Today, we will pause to honor with pride our community’s 65 soldiers dead and the thousands of other brave men and women who have served in the military from World War I to Iraq. They have given back to their country and, in many cases, laid their lives on the line so the rest of us can live in freedom and peace.
At one time, Nov. 11 was known as Armistice Day in observance of the end of World War I — at the 11th hour, on the 11th day of the 11th month of 1918. Those who distinguished this day, including members of Congress in 1938, who made it a national holiday, had an idealistic dream that World War I was “the war to end all wars.”

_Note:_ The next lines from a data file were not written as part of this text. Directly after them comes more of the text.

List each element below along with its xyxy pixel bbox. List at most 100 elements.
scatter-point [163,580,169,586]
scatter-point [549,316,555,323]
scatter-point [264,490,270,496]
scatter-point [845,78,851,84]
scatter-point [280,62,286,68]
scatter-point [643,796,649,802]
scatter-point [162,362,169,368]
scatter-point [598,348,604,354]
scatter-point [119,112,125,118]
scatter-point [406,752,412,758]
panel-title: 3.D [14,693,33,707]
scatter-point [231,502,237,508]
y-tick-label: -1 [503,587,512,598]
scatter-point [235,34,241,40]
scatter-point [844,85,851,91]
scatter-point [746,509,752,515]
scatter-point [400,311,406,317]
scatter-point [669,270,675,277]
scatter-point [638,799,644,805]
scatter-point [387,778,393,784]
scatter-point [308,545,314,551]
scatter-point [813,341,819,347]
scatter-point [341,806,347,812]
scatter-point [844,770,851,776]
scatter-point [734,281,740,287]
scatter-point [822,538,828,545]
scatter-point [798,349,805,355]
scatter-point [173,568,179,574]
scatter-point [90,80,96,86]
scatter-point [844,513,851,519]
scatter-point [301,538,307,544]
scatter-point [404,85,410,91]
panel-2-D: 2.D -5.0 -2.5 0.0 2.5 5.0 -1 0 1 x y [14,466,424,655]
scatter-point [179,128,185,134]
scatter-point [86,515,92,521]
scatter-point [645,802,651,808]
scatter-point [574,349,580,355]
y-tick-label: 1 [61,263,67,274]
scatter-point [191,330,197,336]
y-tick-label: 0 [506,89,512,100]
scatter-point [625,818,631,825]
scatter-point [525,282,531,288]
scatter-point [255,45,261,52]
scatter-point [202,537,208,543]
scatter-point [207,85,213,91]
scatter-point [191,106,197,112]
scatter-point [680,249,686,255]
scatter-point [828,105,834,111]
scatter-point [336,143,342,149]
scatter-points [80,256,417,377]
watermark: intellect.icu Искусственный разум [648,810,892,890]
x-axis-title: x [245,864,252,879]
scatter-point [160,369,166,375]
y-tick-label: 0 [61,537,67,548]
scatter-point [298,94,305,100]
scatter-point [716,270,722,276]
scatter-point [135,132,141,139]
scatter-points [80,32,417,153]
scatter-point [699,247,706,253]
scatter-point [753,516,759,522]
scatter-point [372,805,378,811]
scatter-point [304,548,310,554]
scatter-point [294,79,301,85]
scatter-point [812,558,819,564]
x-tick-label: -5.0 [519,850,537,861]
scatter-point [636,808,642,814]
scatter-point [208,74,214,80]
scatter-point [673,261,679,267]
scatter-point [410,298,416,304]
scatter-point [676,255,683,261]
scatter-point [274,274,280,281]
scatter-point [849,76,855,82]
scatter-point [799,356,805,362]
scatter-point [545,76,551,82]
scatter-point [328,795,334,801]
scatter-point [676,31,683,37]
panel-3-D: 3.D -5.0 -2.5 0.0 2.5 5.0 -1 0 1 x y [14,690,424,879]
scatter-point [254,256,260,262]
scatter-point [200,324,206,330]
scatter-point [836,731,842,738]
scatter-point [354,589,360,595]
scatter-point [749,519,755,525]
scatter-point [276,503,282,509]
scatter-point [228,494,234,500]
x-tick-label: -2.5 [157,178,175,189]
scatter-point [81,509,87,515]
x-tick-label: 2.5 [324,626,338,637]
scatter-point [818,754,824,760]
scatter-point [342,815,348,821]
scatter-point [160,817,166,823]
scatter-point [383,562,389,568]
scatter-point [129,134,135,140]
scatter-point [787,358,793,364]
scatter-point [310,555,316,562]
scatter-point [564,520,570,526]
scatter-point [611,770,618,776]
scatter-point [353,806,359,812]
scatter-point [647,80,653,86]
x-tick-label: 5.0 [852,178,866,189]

Regrettably, human frailty and the domination of men by other men assured us that World War I wasn’t the last conflict. Every American generation since 1918, from World War II, the Korean War, the Vietnam War to the war against terrorism, has realized that peace is an interlude to war.
Today, we are at war. It was no more apparent than the photos and text on the front page of this newspaper on Tuesday.
In one photo, the name Brandon Christopher Dewey is etched into a black marble column of the Tracy War Memorial. Marine Lance Cpl. Dewey was the fifth Tracy son to die in Operation Iraqi Freedom in the past three years. He died on duty at a checkpoint in the dangerous al-Anbar province where a suicide bomber blew up his car. It was a tragedy felt in the neighborhoods of Tracy — halfway around the world.
Another photograph on Tuesday’s front page captured another tragic side of the Iraqi war, which also was felt halfway around the world, but for a far different reason.
Tyler Jackson, another Marine from Tracy, pleaded guilty to two counts for his role in killing an Iraqi civilian. Lance Cpl. Jackson dishonored not only the uniform he wore but also his countrymen.
However, the misdeeds of one should not obscure the past, present and future deeds of the 150,000 other troops serving in Iraq and those of the more than 25 million living U.S. veterans. Today, we pause for them and especially for those who have died fighting for us.